Member of the Storting
- In office 1 October 2021 – 30 September 2025
- Constituency: Finnmark

Leader of Patient Focus
- Incumbent
- Assumed office April 2021

Personal details
- Born: 8 October 1960 (age 65) Kiberg, Finnmark, Norway
- Citizenship: Norwegian
- Party: Patient Focus
- Alma mater: University of the Arctic

= Irene Ojala =

Norwegian politician (born 1960)

Irene Ojala (born 8 October 1960) is a Norwegian politician of the party Patient Focus in Finnmark.

==Education==
She is a trained social planner and has a bachelor's degree in High North studies.

==Career==
She is the leader of the voluntary organization Patient Focus and the foundation Alta Hospital with Patient Focus.

===Parliament===
In 2021, Ojala won election to the Storting as a representative from Finnmark.

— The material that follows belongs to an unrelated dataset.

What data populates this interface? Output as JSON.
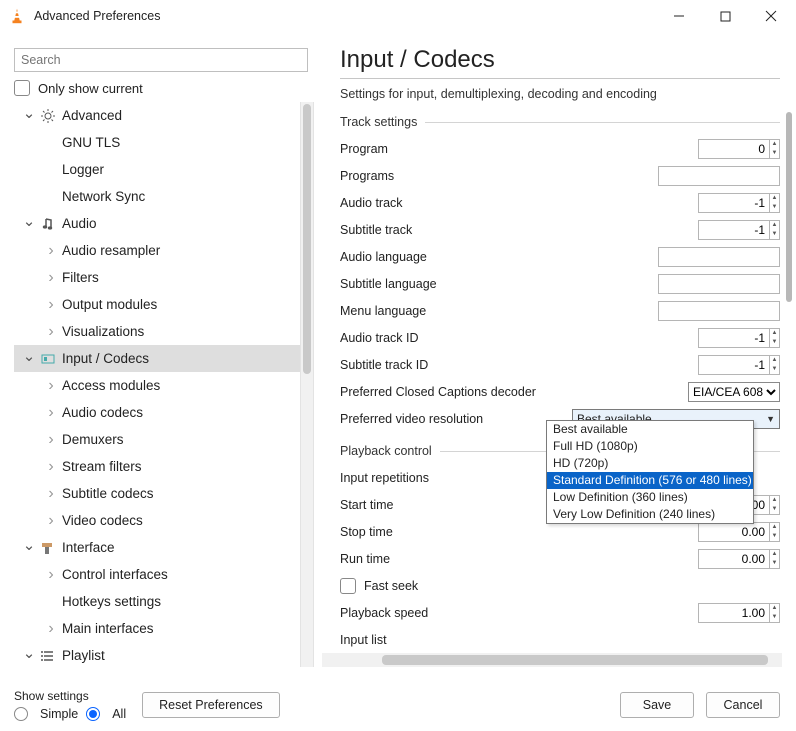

Following the Storting meeting regarding the electricity prices in September 2022, Ojala was denied to hold a speech because her party was considered an electoral list rather than a political party. She called it "undemocratic". The President of the Storting argued that she still could have held her speech had she asked to participate during the three minutes of discussion.

In the 2025 Norwegian parliamentary election, Patient Focus received 10.9% of the vote in Finnmark, a reduction from 12.9% in the 2021 election. Ojala did not win reelection to the Storting.